Evaluation · intermediate
Perplexity
Perplexity measures how "surprised" a language model is by held-out text. Lower is better. It is the natural intrinsic eval for next-token prediction.
Explanation
Mathematically, perplexity is the exponential of the average cross-entropy loss per token. Concretely: if a model has perplexity 8 on some text, it is on average as confused as if it had to choose uniformly among 8 next tokens at each step.
Useful for comparing models on the same tokenizer and corpus during training. Cannot be directly compared across models with different tokenizers, and a low perplexity does not guarantee a useful chat model — it just means the model fits text statistics well.
Examples
- Perplexity 12 on WikiText is much better than perplexity 30.

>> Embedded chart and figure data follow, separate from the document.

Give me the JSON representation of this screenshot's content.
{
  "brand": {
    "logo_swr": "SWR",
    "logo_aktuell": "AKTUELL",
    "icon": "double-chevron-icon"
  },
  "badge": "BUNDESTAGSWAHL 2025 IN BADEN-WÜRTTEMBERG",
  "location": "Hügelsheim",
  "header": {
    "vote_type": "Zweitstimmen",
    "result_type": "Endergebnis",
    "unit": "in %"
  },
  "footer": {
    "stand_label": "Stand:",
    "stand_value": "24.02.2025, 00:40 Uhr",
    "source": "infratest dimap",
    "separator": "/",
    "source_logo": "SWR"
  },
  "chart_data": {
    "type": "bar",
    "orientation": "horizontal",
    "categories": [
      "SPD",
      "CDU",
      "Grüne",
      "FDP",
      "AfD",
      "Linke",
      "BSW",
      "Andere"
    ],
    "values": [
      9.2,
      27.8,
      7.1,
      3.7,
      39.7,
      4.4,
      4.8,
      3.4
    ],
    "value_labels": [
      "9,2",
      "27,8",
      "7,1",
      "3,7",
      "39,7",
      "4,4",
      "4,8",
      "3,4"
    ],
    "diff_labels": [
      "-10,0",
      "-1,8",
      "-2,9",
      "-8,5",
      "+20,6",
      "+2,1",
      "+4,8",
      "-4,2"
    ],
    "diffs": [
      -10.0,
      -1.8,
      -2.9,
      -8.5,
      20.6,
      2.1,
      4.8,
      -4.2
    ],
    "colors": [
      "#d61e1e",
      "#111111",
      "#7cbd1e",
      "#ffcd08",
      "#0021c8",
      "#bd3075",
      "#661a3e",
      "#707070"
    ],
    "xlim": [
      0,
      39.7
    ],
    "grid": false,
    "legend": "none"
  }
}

- Watching perplexity drop during pretraining as the model converges.
Frequently asked
What is Perplexity?
Perplexity measures how "surprised" a language model is by held-out text. Lower is better. It is the natural intrinsic eval for next-token prediction.
What is an example of perplexity?
Perplexity 12 on WikiText is much better than perplexity 30.
How is Perplexity related to Benchmark?
Perplexity and Benchmark are both evaluation concepts. A benchmark is a standardized test that scores models on a fixed task, letting you compare them on equal footing. MMLU, HumanEval, and HELM are common examples.
Is Perplexity considered intermediate?
Perplexity is generally considered intermediate-level material in the AI and LLM space.